Hi all. Just back from a few days in the New Forest. We met this little chap during one walk. I think if we had a big garage Sue might have done a spot of rustling :lol:


----------



## cabby (May 14, 2005)

Ah yes the New Forest, this was taken around 06.30hrs on Roundhill site.


----------



## cabby (May 14, 2005)

Should ad that this photo was taken by PeterandIrene.we were fast asleep.

cabby


----------



## 104477 (May 13, 2007)

Nice one Cabby, the sleeping Donk's made us smile.
Mmmmm! Maybe that could be a category in the next photo comp. Yoo Hoo Artona where "art " thou?


----------



## annetony (May 1, 2005)

aaawww made me remember my pony who came from off the Forest, turned out quite a bit bigger than that little chap, he was brilliant and I miss him,   must arrange a visit to see him soon  

Anne


----------



## Hampshireman (Apr 18, 2007)

I just hope you didn't feed them.


----------



## greenasthegrass (Oct 27, 2007)

aw I want one!


----------



## cabby (May 14, 2005)

Thought you might like another reminder.


----------



## Spacerunner (Mar 18, 2006)

We are in the 'Forest' at the moment, at Setthorns, been here a week.
We have a bird feeder out and, as always, amazed at the variety of species we are seeing. The nuthatches appear to be the most aggressive, even seeing off the robins. Jays go nuts on peanuts and pied woodpeckers love the fat balls.
We have noticed that some grey squirrels have one or even both ears missing or partly missing. Anyone got any idea why? 
The weather has gradually improved during the week, from wet and windy to chilly but bright. Its surprising just how quickly the ground dries out here, some of the paths are already turning dusty.
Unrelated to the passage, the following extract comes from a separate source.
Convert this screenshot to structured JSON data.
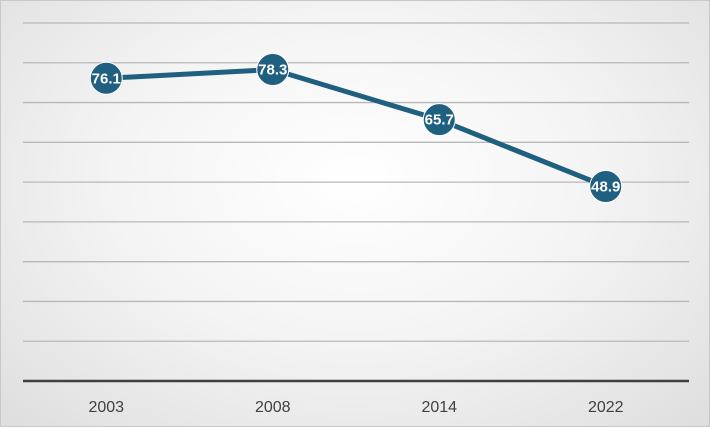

We will be leaving tomorrow to make way for the Easter weekenders, the wardens are forecasting a busy weekend.
Apologies for pic quality...through window on phone camera.


----------



## 104477 (May 13, 2007)

Hampshireman said:


> I just hope you didn't feed them.


Not a chance! Sue is an old hand with horses and the ones we saw were very content grazing where they were. The one pictured was about 30 feet away as we did not want to disturb him from his lunch.
There is a sign that reports that 8 animals have been killed this year by motorists, yet the speed limit is still 40 mph. I drove well below that and slowed further when we saw any horses or cattle, not entirely in order to get a better look at them!
Wish there were more places left like this.


----------